BRENHAM, Texas—Longwood Industries Inc. prides itself on being a diverse company, producing rubber products for 17 different markets.
But it's the oil and gas sector that stands as the largest customer for the Greensboro, N.C.-based rubber product maker, and is easily its fastest growing, according to Curtis McClamrock, vice president of sales.
Along with this growth, Longwood has added new equipment and capabilities at its Brenham facility; improved efficiencies through lean manufacturing programs that have boosted capacity at Brenham and at the company's Wythe¬ville, Va., plant; and boosted its research and development efforts to offer customers more than just molded products.
In short, the firm wants to be able to offer whatever its customers need, be it for conventional oil rig platform drilling or for the opportunities created by the newer hydraulic fracturing methods now in full growth mode in North America, said Sherry Adams, energy industry manager for the firm's Longwood Elastomers Inc. unit.
She said the products offered range from items used in downhole drilling to oil platforms, and include all-rubber goods and rubber bonded to various substrates, such as its techniques for wrapping to size and bonding rubber to pipes up to 40 feet long.
McClamrock said Longwood is growing on both the traditional and newer unconventional oil and gas drilling sectors, but that the fracking business definitely has advanced faster the past two years. He also noted fracking is a method being used not just for natural gas production, but for oil, too.
"They're fracking both sides of that industry," he said.
Longwood has taken several steps to keep up with the growth, both officials said. At the Brenham plant it:
c added reclaim oven capabilities that have helped to bring in new business;
c installed a 54-inch by 54-inch press to add to its large press capability;
c implemented new patented manufacturing processes that maximize production efficiency and allow for additional growth;
c hired a new plant manager and production manager, and doubled the firm's work force to about 175 over the past two years; and
c utilized its R&D center located next to the Brenham site in 2010 to help boost its oil and gas business.

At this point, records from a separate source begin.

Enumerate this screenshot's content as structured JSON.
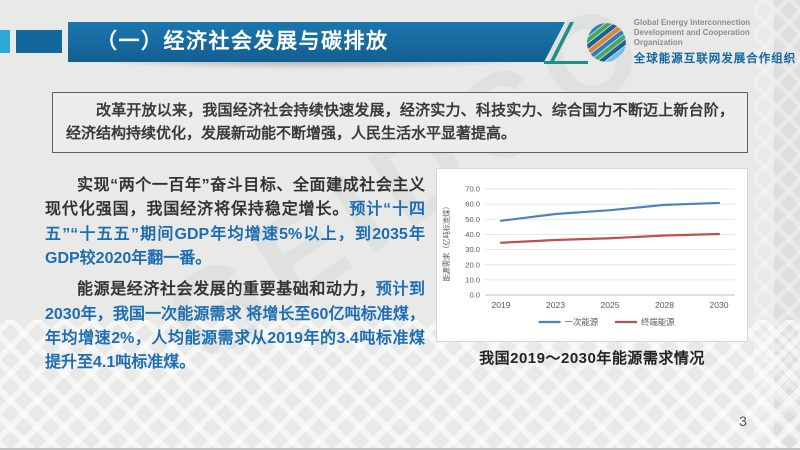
{
  "slide": {
    "header": {
      "title": "（一）经济社会发展与碳排放"
    },
    "logo": {
      "org_en_line1": "Global Energy Interconnection",
      "org_en_line2": "Development and Cooperation Organization",
      "org_zh": "全球能源互联网发展合作组织"
    },
    "intro_box": {
      "text": "改革开放以来，我国经济社会持续快速发展，经济实力、科技实力、综合国力不断迈上新台阶，经济结构持续优化，发展新动能不断增强，人民生活水平显著提高。"
    },
    "paragraphs": [
      {
        "black": "实现“两个一百年”奋斗目标、全面建成社会主义现代化强国，我国经济将保持稳定增长。",
        "blue": "预计“十四五”“十五五”期间GDP年均增速5%以上，到2035年GDP较2020年翻一番。"
      },
      {
        "black": "能源是经济社会发展的重要基础和动力，",
        "blue": "预计到2030年，我国一次能源需求 将增长至60亿吨标准煤，年均增速2%，人均能源需求从2019年的3.4吨标准煤提升至4.1吨标准煤。"
      }
    ],
    "chart_caption": "我国2019～2030年能源需求情况",
    "page_number": "3",
    "watermark": "GEIDCO"
  },
  "colors": {
    "title_bar_blue": "#15689c",
    "accent_light_blue": "#2fa7d9",
    "teal_accent": "#1e8f85",
    "highlight_text_blue": "#1e6db3",
    "series_primary_blue": "#4f81bd",
    "series_terminal_red": "#c0504d"
  },
  "chart_data": {
    "type": "line",
    "title": "我国2019～2030年能源需求情况",
    "categories": [
      "2019",
      "2023",
      "2025",
      "2028",
      "2030"
    ],
    "series": [
      {
        "name": "一次能源",
        "color": "#4f81bd",
        "values": [
          49.0,
          53.5,
          56.0,
          59.5,
          60.8
        ]
      },
      {
        "name": "终端能源",
        "color": "#c0504d",
        "values": [
          34.5,
          36.3,
          37.5,
          39.3,
          40.3
        ]
      }
    ],
    "xlabel": "",
    "ylabel": "能源需求（亿吨标准煤）",
    "ylim": [
      0,
      70
    ],
    "ytick_step": 10,
    "grid": true,
    "legend_position": "bottom"
  }
}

While the Wytheville location hasn't seen as much activity—it does have a new plant manager—McClamrock said the company is increasing interaction between the two facilities and is looking for the Virginia plant, which employs 200, to capitalize on more opportunities expected in the Marcellus shale areas.
"We're making a big push for Wytheville to go after more of the gas side of the industry in the Northeast with the Marcellus shale," he said. "It's perfectly located for us to capitalize on it just like we've capitalized on the oil at the Brenham location."

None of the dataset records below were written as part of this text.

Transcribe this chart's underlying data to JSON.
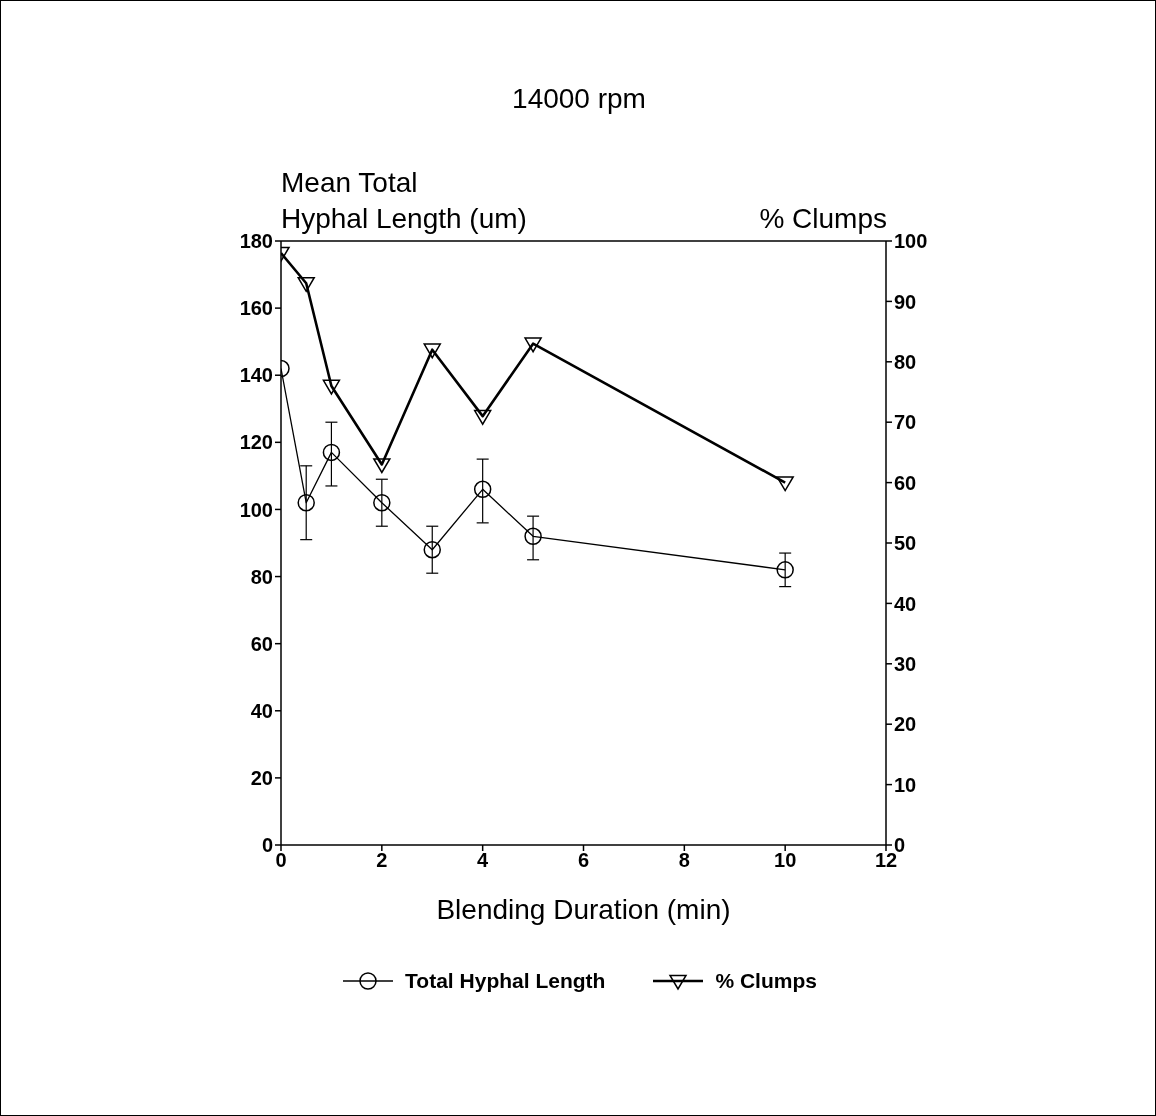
{
  "chart_data": {
    "type": "line",
    "title": "14000 rpm",
    "xlabel": "Blending Duration (min)",
    "ylabel": "Mean Total\nHyphal Length (um)",
    "y2label": "% Clumps",
    "x": [
      0,
      0.5,
      1,
      2,
      3,
      4,
      5,
      10
    ],
    "series": [
      {
        "name": "Total Hyphal Length",
        "color": "#000000",
        "marker": "circle",
        "values": [
          142,
          102,
          117,
          102,
          88,
          106,
          92,
          82
        ],
        "errors": [
          null,
          [
            91,
            113
          ],
          [
            107,
            126
          ],
          [
            95,
            109
          ],
          [
            81,
            95
          ],
          [
            96,
            115
          ],
          [
            85,
            98
          ],
          [
            77,
            87
          ]
        ]
      },
      {
        "name": "% Clumps",
        "color": "#000000",
        "marker": "triangle",
        "axis": "y2",
        "values": [
          98,
          93,
          76,
          63,
          82,
          71,
          83,
          60
        ]
      }
    ],
    "xlim": [
      0,
      12
    ],
    "xticks": [
      0,
      2,
      4,
      6,
      8,
      10,
      12
    ],
    "ylim": [
      0,
      180
    ],
    "yticks": [
      0,
      20,
      40,
      60,
      80,
      100,
      120,
      140,
      160,
      180
    ],
    "y2lim": [
      0,
      100
    ],
    "y2ticks": [
      0,
      10,
      20,
      30,
      40,
      50,
      60,
      70,
      80,
      90,
      100
    ],
    "grid": false,
    "legend": "bottom",
    "line_style": "solid"
  }
}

Longwood hasn't had to physically expand its facilities because its lean manufacturing programs have been able to boost efficiency and increase capacity, McClam¬¬¬rock said.

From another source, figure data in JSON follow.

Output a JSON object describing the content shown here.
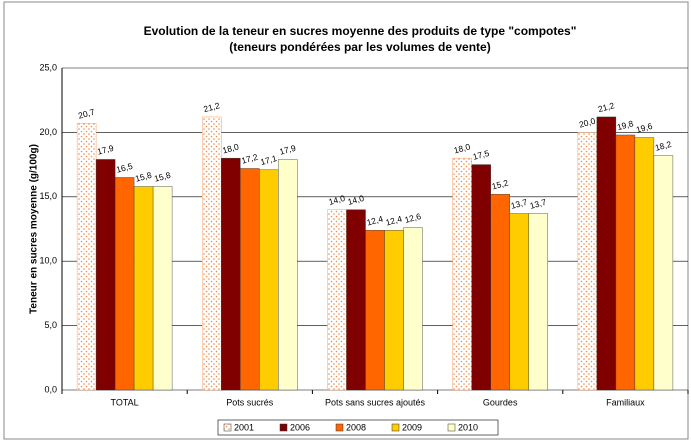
{
  "chart_data": {
    "type": "bar",
    "title": "Evolution de la teneur en sucres moyenne des produits de type \"compotes\"",
    "subtitle": "(teneurs pondérées par les volumes de vente)",
    "y_label": "Teneur en sucres moyenne (g/100g)",
    "categories": [
      "TOTAL",
      "Pots sucrés",
      "Pots sans sucres ajoutés",
      "Gourdes",
      "Familiaux"
    ],
    "series": [
      {
        "name": "2001",
        "color": "#f08a4b",
        "pattern": "dotted",
        "values": [
          20.7,
          21.2,
          14.0,
          18.0,
          20.0
        ],
        "value_labels": [
          "20,7",
          "21,2",
          "14,0",
          "18,0",
          "20,0"
        ]
      },
      {
        "name": "2006",
        "color": "#800000",
        "values": [
          17.9,
          18.0,
          14.0,
          17.5,
          21.2
        ],
        "value_labels": [
          "17,9",
          "18,0",
          "14,0",
          "17,5",
          "21,2"
        ]
      },
      {
        "name": "2008",
        "color": "#ff6600",
        "values": [
          16.5,
          17.2,
          12.4,
          15.2,
          19.8
        ],
        "value_labels": [
          "16,5",
          "17,2",
          "12,4",
          "15,2",
          "19,8"
        ]
      },
      {
        "name": "2009",
        "color": "#ffcc00",
        "values": [
          15.8,
          17.1,
          12.4,
          13.7,
          19.6
        ],
        "value_labels": [
          "15,8",
          "17,1",
          "12,4",
          "13,7",
          "19,6"
        ]
      },
      {
        "name": "2010",
        "color": "#ffffcc",
        "values": [
          15.8,
          17.9,
          12.6,
          13.7,
          18.2
        ],
        "value_labels": [
          "15,8",
          "17,9",
          "12,6",
          "13,7",
          "18,2"
        ]
      }
    ],
    "ylim": [
      0,
      25
    ],
    "yticks": [
      {
        "value": 0,
        "label": "0,0"
      },
      {
        "value": 5,
        "label": "5,0"
      },
      {
        "value": 10,
        "label": "10,0"
      },
      {
        "value": 15,
        "label": "15,0"
      },
      {
        "value": 20,
        "label": "20,0"
      },
      {
        "value": 25,
        "label": "25,0"
      }
    ],
    "grid": true,
    "legend": "bottom"
  }
}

"We've got a lot of capacity left for growth and we continue to add as we need it for whatever parts we're making," he said. "We have enough capacity to probably double our size."
The manufacturer posted sales of $80 million in 2011, the most recent figures available.
Longwood historically has been a company built on acquisitions, according to McClamrock. But several years ago ownership decided it wanted to pursue organic growth and brought in Dana Waterman as CEO. McClamrock came on board a few months later.
"We refocused the sales team and hired some new sales people," McClamrock said. "At the same time we invested in the R&D center and engineering to support what the sales team was doing. We had absolutely lost focus of what the basics are."
From Longwood's perspective, he said getting back to the basics was fairly simple: sitting down with customers, asking questions and listening. Then it's producing a quality part and delivering it in a timely manner.
"We're very customer centric," he said. "We want to know from the customer what we can do to better serve them, and then we're going to do everything in our power to do that.
Adams said the addition of the reclaim oven capability was one example of something that followed a discussion with a customer. She asked the customer how they could get more of its oil and gas business, and was told Longwood didn't have reclaim capabilities.
So she went back and worked with the engineering staff, which came up with what Longwood needed for a burn-off oven and, consequently, business has risen substantially with the customer.
"It's been a larger benefit for them because it's been an area we can handle for them," Adams said. "There was a need there for them that wasn't just molding."
Quality is king
The term "value-added" almost is a cliche in business, but it really is true in the oil and gas market, McClamrock said. While you have to be competitive on price, quality is the No. 1 requirement and delivery usually is second. "There's not a lot out there for you to have if you're just going to try to take something with price," he said.
Longwood, for example, can mold a product, put it in a kit, package it and drop-ship it for the customers, McClamrock said.
Requirements in the oil and gas industry are probably the most stringent of any industry, according to the Longwood vice president. "If you deliver a sub-par part, they're going to take business somewhere else. They can't afford for (operations) to be down or to have quality issues in the field."
That is where Longwood's increased efforts in R&D and engineering are paying off, he said. The company works with the end user or distributor serving an account to determine what problems need to be solved. Then it can follow the issue from design through prototyping, quality testing and parts production.
"The lab is used for all aspect of different products and groups within the company, but it's been a big benefit for the oil and gas sector as it's increased over the last several years," Adams said.